Встреча официального рупора Кремля и министерств обороны и внутренних дел с группой правозащитников — это что то новенькое. В России принято не замечать критикующих власть и уж тем более не вступать с ними в какую либо полемику. Проще всего объявить всех правозащитников поголовно наймитами западных разведок и психопатами и тем самым закрыть вопрос.
Безусловно, в правозащитной среде хватает и агентов ЦРУ, БНД и Моссада, и тех, по кому плачет шприц с галоперидолом. Предостаточно и откровенных предателей, готовых за небольшие деньги выступить на любой стороне.

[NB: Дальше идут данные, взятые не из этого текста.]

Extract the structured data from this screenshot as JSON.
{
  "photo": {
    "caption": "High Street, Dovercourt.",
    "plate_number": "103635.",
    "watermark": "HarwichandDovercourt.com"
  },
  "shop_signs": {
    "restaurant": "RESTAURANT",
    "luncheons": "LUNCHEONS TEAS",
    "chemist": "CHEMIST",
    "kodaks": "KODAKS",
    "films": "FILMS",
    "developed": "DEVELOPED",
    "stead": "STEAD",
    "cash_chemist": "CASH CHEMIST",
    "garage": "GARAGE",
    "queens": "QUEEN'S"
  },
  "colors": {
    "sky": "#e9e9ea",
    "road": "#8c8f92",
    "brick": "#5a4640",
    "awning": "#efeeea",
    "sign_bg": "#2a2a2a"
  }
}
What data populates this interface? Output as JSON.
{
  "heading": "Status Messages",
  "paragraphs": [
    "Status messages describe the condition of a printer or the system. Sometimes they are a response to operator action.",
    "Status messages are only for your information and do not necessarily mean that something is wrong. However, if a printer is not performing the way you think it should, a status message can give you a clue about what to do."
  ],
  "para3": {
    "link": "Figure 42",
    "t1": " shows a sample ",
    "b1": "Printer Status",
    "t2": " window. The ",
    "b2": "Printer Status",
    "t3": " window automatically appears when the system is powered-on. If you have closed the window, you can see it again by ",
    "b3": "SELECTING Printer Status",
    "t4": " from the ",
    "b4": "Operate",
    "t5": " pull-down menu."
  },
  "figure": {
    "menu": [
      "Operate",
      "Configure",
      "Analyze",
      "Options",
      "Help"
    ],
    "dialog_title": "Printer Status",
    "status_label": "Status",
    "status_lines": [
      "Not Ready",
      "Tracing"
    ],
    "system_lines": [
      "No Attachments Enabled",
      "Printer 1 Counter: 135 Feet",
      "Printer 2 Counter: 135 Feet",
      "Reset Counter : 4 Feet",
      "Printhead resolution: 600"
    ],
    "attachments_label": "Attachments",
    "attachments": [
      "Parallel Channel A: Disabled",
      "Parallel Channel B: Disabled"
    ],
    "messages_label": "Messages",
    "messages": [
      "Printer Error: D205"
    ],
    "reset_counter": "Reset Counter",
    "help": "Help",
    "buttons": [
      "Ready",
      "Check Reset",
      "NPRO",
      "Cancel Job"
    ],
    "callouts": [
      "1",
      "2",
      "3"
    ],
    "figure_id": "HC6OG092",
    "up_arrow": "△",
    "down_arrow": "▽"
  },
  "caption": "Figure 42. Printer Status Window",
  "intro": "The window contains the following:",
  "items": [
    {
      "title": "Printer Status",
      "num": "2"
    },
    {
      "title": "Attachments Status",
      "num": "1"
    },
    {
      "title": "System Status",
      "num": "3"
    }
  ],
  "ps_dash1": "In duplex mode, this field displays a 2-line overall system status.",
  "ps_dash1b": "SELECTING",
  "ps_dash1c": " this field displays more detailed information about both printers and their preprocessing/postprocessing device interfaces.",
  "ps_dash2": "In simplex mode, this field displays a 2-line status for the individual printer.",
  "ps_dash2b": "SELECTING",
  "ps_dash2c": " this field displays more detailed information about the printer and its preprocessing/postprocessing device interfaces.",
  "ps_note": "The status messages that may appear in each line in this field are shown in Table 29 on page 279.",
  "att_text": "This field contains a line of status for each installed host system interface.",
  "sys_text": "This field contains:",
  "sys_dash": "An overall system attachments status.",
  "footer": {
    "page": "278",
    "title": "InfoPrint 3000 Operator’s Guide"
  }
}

Но есть и нормальные люди.
Правда, их очень немного и они не являются «правозащитниками» в классическом и потому неверном понимании этого определения. Разумные люди, представляющие патриотические круги, как раз и стараются бороться за равное соблюдение прав любого гражданина. За что подвергаются обструкции со всех сторон — и со стороны власти, и со стороны коммунистической «оппозиции», и со стороны псевдодемократической «диссиды» во главе с Адамычем и Новодворской.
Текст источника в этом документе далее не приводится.